Small Intestine Pathology Indian Medical PG Question 9: Identify the artery labeled as 'X' in the provided angiography anatomy image.
- A. Superior mesenteric artery (Correct Answer)
- B. Subclavian artery
- C. Celiac trunk
- D. Brachiocephalic trunk
Small Intestine Pathology Explanation: ***Superior mesenteric artery***
- The image displays a selective angiogram highlighting an artery branching off the **aorta** in the abdominal region and supplying multiple loops of bowel, characteristic of the superior mesenteric artery.
- The location and extensive branching pattern supplying various abdominal structures confirm its identity as the **superior mesenteric artery**, which typically arises below the celiac trunk.
*Subclavian artery*
- The **subclavian artery** is located in the chest and shoulder region, supplying the upper limbs and parts of the head and neck.
- Its anatomical location and distribution are distinctly different from the abdominal artery shown in the image.
*Celiac trunk*
- The **celiac trunk** is an earlier branch off the aorta, typically arising just below the diaphragm, and it branches into the splenic, left gastric, and common hepatic arteries.

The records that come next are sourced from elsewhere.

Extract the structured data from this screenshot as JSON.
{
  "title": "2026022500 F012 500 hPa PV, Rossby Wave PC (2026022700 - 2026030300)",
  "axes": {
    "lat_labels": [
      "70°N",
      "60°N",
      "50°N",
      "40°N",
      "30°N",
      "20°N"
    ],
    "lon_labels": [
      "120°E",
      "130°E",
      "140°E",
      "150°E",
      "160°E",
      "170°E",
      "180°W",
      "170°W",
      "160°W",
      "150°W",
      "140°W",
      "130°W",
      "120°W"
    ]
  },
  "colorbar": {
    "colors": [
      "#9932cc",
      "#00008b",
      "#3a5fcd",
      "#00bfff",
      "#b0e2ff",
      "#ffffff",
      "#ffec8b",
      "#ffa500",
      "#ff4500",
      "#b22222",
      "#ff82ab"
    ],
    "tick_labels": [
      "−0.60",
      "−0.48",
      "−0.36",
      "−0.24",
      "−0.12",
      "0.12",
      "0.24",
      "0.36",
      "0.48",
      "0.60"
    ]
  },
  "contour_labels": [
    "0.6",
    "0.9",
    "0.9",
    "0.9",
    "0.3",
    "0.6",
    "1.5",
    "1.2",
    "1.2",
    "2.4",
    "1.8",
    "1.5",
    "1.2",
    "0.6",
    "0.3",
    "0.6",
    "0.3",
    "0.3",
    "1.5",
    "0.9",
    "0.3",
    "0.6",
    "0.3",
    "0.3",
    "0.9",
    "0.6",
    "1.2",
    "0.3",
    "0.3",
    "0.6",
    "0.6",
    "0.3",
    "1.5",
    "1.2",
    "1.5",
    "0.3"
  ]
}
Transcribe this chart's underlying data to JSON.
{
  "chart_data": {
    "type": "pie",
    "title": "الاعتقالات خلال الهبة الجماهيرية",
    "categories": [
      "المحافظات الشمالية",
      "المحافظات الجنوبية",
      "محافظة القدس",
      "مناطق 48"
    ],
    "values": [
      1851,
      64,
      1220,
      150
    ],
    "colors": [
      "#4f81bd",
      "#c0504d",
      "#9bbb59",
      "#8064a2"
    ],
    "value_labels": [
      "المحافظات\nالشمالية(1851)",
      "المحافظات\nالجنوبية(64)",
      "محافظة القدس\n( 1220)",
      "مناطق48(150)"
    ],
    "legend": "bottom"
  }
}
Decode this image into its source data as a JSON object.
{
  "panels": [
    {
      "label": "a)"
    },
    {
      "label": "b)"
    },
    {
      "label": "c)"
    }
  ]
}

- The artery labeled 'X' arises lower than where the celiac trunk would typically originate and demonstrates a different branching pattern.
*Brachiocephalic trunk*
- The **brachiocephalic trunk** (also known as the innominate artery) is a major artery in the upper chest, typically the first branch off the aortic arch.
- It supplies blood to the right arm and head, not abdominal organs, making it anatomically incorrect for the artery labeled 'X'.
Small Intestine Pathology Indian Medical PG Question 10: Glucose is primarily absorbed from which part of the small intestine?
- A. Proximal part of the small intestine (Correct Answer)
- B. Distal part of the small intestine
- C. Cecum
- D. Colon
Small Intestine Pathology Explanation: ***Proximal part of the small intestine***
- The majority of nutrient absorption, including **glucose**, occurs in the **duodenum** and **jejunum**, which constitute the proximal small intestine.
- Glucose absorption mechanisms, such as **SGLT1** and **GLUT2** transporters, are highly concentrated and active in this region.
- This is where the surface area is maximized with villi and microvilli for optimal absorption.
*Distal part of the small intestine*
- The **ileum**, which is the distal part, is primarily responsible for absorbing **vitamin B12** and **bile salts**, not the bulk of glucose.
- While some minimal glucose absorption might occur, it is not the primary site.
*Cecum*
- The cecum is the beginning of the **large intestine** and is involved in **water** and **electrolyte** absorption and microbial fermentation.
- It is not involved in significant nutrient absorption like glucose.
*Colon*
- The colon is part of the **large intestine** and primarily absorbs **water** and **electrolytes**.
- By the time contents reach the colon, virtually all glucose has already been absorbed in the small intestine.